The Corporate Accountability and Public Participation Africa, CAPPA, has highlighted the logistical and administrative difficulties, attacks on its facilities, lingering fuel and cash scarcity, rising security challenges, misinformation and fake news, manifestations of voter suppression, and the likelihood of social unrest as challenges confronting the Independent National Electoral Commission, INEC, with elections days away.
CAPPA, therefore, called on the Federal Government, INEC, security agencies, and the media to play effective roles towards ensuring that the forthcoming elections are free, fair, and credible.
The rights group made these points during the media presentation of a report entitled “2023 General Elections – Challenges and Threats to Consolidating Democracy”, in Lagos on Thursday.
Part of solutions to the challenges, according to the report, was for government to utilise the few days before the elections to flush out violent groups and secure all locations affected by insecurity.

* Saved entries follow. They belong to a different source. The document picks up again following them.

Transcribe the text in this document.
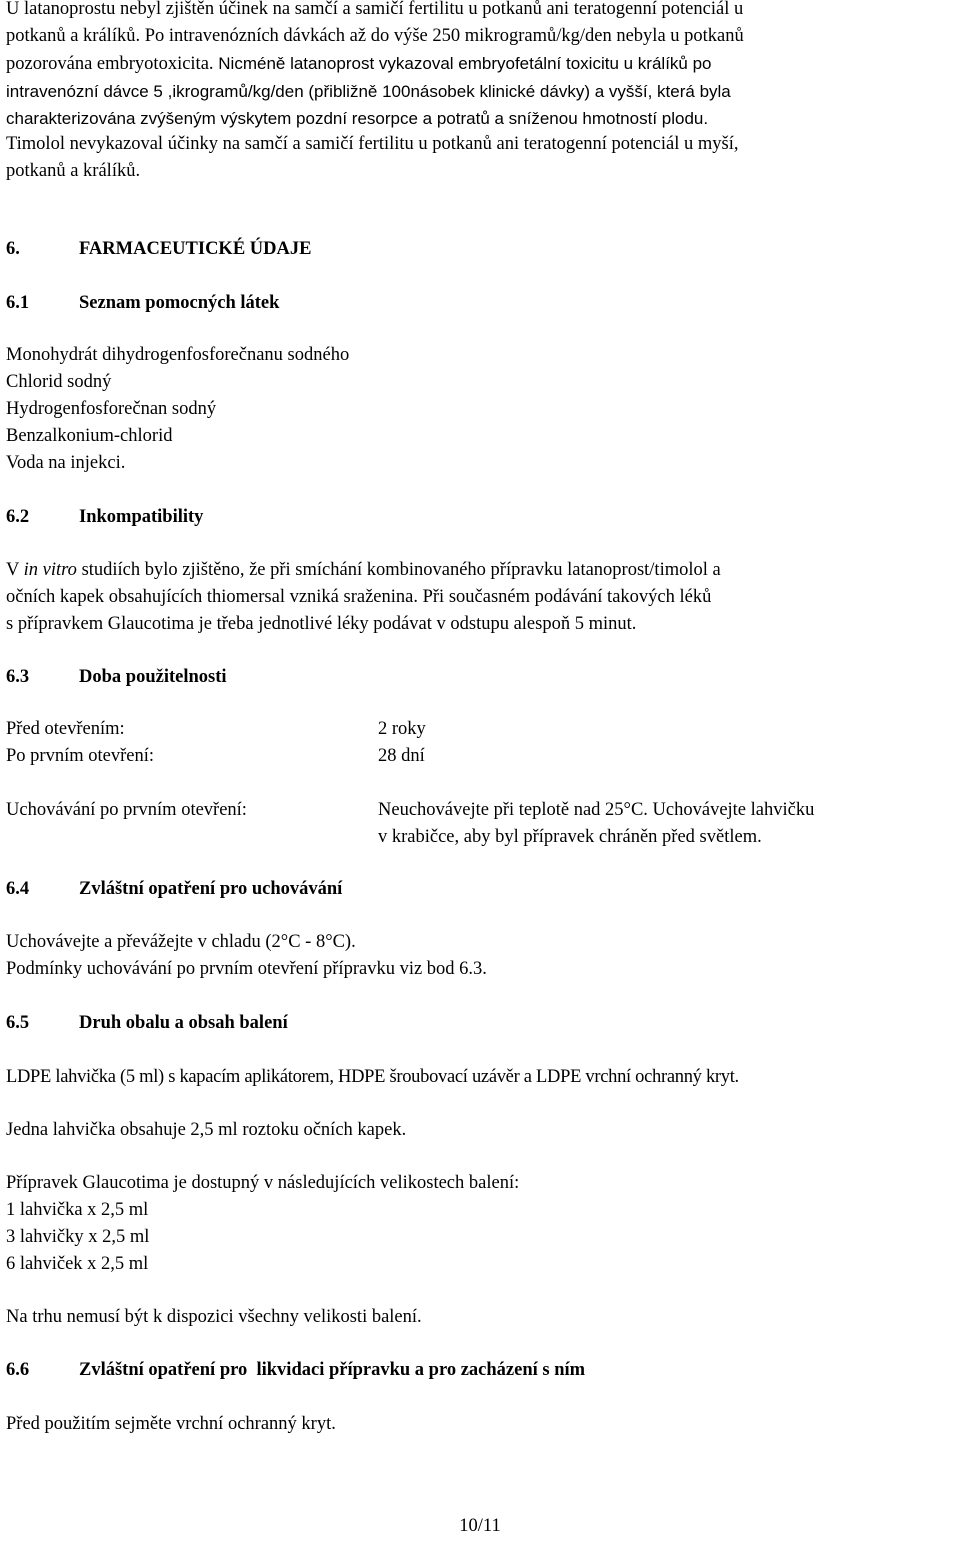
U latanoprostu nebyl zjištěn účinek na samčí a samičí fertilitu u potkanů ani teratogenní potenciál u

potkanů a králíků. Po intravenózních dávkách až do výše 250 mikrogramů/kg/den nebyla u potkanů

pozorována embryotoxicita. Nicméně latanoprost vykazoval embryofetální toxicitu u králíků po

intravenózní dávce 5 ,ikrogramů/kg/den (přibližně 100násobek klinické dávky) a vyšší, která byla

charakterizována zvýšeným výskytem pozdní resorpce a potratů a sníženou hmotností plodu.

Timolol nevykazoval účinky na samčí a samičí fertilitu u potkanů ani teratogenní potenciál u myší,

potkanů a králíků.

6.	FARMACEUTICKÉ ÚDAJE
6.1	Seznam pomocných látek

Monohydrát dihydrogenfosforečnanu sodného

Chlorid sodný

Hydrogenfosforečnan sodný

Benzalkonium-chlorid

Voda na injekci.

6.2	Inkompatibility

V in vitro studiích bylo zjištěno, že při smíchání kombinovaného přípravku latanoprost/timolol a

očních kapek obsahujících thiomersal vzniká sraženina. Při současném podávání takových léků

s přípravkem Glaucotima je třeba jednotlivé léky podávat v odstupu alespoň 5 minut.

6.3	Doba použitelnosti
Před otevřením:	2 roky
Po prvním otevření:	28 dní
Uchovávání po prvním otevření:	Neuchovávejte při teplotě nad 25°C. Uchovávejte lahvičku

v krabičce, aby byl přípravek chráněn před světlem.

6.4	Zvláštní opatření pro uchovávání

Uchovávejte a převážejte v chladu (2°C - 8°C).

Podmínky uchovávání po prvním otevření přípravku viz bod 6.3.

6.5	Druh obalu a obsah balení

LDPE lahvička (5 ml) s kapacím aplikátorem, HDPE šroubovací uzávěr a LDPE vrchní ochranný kryt.

Jedna lahvička obsahuje 2,5 ml roztoku očních kapek.

Přípravek Glaucotima je dostupný v následujících velikostech balení:

1 lahvička x 2,5 ml

3 lahvičky x 2,5 ml

6 lahviček x 2,5 ml

Na trhu nemusí být k dispozici všechny velikosti balení.

6.6	Zvláštní opatření pro  likvidaci přípravku a pro zacházení s ním

Před použitím sejměte vrchní ochranný kryt.

10/11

Speaking, Akinbode Oluwafemi, the Executive Director of CAPPA, said the report was informed by recent developments in the political space in the build-up to the elections.
Oluwafemi said: “Many Nigerians feel the existing challenges may impede a credible general election.
“This report, therefore, interrogates the various concerns, including logistical and administrative difficulties faced by INEC, and attacks on its facilities, the lingering fuel and cash scarcity, rising security challenges in the polity, the spread of misinformation and fake news, the manifestations of voter suppression, and likelihood of social unrest.
“INEC, the electoral umpire, should work with community watchpersons and security agencies to deploy technology, including drones, to electronically track in real time the movement of all vehicles and boats used in conveying electoral personnel and materials to prevent their hijacking and diversion.
“They should also put in place mechanisms for swift counter-measures to prevent by-passing and hacking of the BVAS and IREV platforms.
“Where necessary, it should leverage international support for this purpose.”
The security operatives were also tasked to work in collaboration with the Inter-Agency Consultative Committee on Election Security (ICCES) “to identify persons of interest based on credible intelligence and ensure they are subjected to lawful surveillance during the electioneering period provided a court order authorising such is secured.
“Violence often starts with allegations of bias, hence the INEC, the police and other security agencies must maintain utmost impartiality in the course of discharging their duties.”
The CAPPA Executive Director also charged the Media and civil society organisations to work together to monitor and dispel election-related fake news.
“They should intensify sensitisation and awareness programmes aimed at empowering voters with information on peace building during elections, and the latest developments as regard electioneering processes in Nigeria to help them make informed decisions.”